According to historical information she found, the current church building which was constructed in 1887, was made possible by the donations of parishioners. The structure cost $19,000 and a member of the church named Edward Miles, along with his wife Annabelle, offered to donate $11,000. The remainder of the money was donated by others.
“It was a community effort. They decided it was important to have this church and they all pitched in,” said Masterson.
She and other parishioners are working on establishing a community center, possibly by renovating the old school building, which sits next door to the church.
“We need a bigger gathering space. People love to get married in our church, but there’s no space for a reception,” she said. Having a gathering space “would promote the faith to those in the community so much better.”
Another family that has deep roots in the St. Vincent de Paul community is the Dant family. Amy Dant has been a lifelong parishioner and her 89-year-old mother Louise Dant has been a member for 68 years. They still attend Mass together. Louise Dant played the organ at Mass for at least five decades.

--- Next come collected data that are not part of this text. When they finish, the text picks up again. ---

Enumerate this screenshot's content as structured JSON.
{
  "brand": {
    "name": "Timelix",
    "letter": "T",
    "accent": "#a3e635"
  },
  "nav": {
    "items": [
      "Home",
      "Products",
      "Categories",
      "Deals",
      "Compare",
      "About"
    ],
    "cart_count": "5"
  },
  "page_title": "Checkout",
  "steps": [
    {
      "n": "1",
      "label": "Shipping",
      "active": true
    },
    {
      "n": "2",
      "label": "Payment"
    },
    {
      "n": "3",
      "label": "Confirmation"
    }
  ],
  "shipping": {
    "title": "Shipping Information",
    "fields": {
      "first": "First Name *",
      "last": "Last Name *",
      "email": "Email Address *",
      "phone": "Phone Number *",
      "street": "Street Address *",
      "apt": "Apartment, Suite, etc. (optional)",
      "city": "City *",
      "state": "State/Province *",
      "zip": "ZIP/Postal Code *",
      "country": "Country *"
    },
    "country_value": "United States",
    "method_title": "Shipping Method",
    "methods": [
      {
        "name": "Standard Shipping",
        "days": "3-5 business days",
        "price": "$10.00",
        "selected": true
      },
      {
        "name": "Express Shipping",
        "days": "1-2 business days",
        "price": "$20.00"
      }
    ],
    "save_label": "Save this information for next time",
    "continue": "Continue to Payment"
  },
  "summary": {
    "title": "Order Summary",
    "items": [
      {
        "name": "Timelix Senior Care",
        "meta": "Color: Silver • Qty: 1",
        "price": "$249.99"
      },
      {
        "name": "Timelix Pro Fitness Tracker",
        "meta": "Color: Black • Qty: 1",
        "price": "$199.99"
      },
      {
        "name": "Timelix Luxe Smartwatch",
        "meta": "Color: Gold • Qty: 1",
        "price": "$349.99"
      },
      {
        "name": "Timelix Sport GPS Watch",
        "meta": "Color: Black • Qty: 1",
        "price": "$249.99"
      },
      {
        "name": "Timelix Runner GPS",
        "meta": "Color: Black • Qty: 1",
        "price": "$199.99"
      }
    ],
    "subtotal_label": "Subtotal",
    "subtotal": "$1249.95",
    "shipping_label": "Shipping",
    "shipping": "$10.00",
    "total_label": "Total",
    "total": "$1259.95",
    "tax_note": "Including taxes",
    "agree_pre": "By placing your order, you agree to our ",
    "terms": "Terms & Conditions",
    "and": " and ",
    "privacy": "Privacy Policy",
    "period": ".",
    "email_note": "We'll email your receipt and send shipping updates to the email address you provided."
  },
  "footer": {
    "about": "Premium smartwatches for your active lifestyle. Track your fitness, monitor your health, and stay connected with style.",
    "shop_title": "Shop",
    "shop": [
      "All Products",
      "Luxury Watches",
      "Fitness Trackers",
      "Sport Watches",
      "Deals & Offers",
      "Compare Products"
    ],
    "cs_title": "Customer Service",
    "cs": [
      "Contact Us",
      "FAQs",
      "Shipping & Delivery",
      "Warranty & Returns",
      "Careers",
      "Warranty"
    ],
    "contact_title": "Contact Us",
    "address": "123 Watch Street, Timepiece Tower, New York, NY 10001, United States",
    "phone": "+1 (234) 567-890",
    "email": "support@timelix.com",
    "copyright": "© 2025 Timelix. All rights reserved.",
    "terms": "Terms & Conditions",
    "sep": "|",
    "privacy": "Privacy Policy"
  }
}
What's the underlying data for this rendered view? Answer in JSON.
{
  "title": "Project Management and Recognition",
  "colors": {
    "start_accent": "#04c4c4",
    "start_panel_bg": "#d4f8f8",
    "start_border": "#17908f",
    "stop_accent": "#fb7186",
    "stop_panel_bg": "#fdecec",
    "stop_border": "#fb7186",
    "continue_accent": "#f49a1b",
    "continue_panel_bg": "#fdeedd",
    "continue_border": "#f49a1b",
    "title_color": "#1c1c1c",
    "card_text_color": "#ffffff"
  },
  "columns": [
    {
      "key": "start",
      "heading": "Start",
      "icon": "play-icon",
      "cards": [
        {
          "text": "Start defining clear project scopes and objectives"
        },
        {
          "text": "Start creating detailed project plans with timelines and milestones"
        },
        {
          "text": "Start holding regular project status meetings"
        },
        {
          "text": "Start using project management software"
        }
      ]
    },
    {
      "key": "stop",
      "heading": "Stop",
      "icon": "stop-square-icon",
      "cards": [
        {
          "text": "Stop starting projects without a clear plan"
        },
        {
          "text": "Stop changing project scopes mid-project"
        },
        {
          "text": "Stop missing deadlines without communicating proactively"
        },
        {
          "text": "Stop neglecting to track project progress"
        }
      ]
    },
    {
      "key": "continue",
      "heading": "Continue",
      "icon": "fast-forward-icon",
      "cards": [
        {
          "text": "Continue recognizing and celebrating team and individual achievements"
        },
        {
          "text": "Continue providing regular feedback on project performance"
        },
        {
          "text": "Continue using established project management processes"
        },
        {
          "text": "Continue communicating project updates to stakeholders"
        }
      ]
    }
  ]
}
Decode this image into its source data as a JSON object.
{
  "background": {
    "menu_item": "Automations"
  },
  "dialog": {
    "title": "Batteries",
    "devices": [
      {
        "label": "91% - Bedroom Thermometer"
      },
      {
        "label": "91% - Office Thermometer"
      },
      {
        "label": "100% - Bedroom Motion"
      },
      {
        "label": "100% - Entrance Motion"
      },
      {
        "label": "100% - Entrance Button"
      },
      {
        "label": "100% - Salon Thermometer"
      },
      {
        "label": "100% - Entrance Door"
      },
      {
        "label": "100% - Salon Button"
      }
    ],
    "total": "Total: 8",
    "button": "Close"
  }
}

“I was blessed to be able to do that, she said in a recent interview. She and her husband had eight children whom they raised in the church. She served on many committees and enjoyed cooking for and visiting the Sisters of Charity who served as educators at the old St. Vincent de Paul School.
The Sisters of Charity started the school in 1890. The school closed in 1975. Amy Dant recalled being a student there for two years before it closed. St. Vincent de Paul “is home even after spending five years away in the military,” said Amy Dant in a recent interview. “The church itself is such a beautiful church.”
Amy Dant was on the committee that planned the anniversary celebration. They’d planned a gathering with food and exhibition of church artifacts, but the COVID-19 pandemic forced them to change those plans, she said.
Father Hardesty will celebrate a Mass Sept. 27 to mark the church’s bicentennial.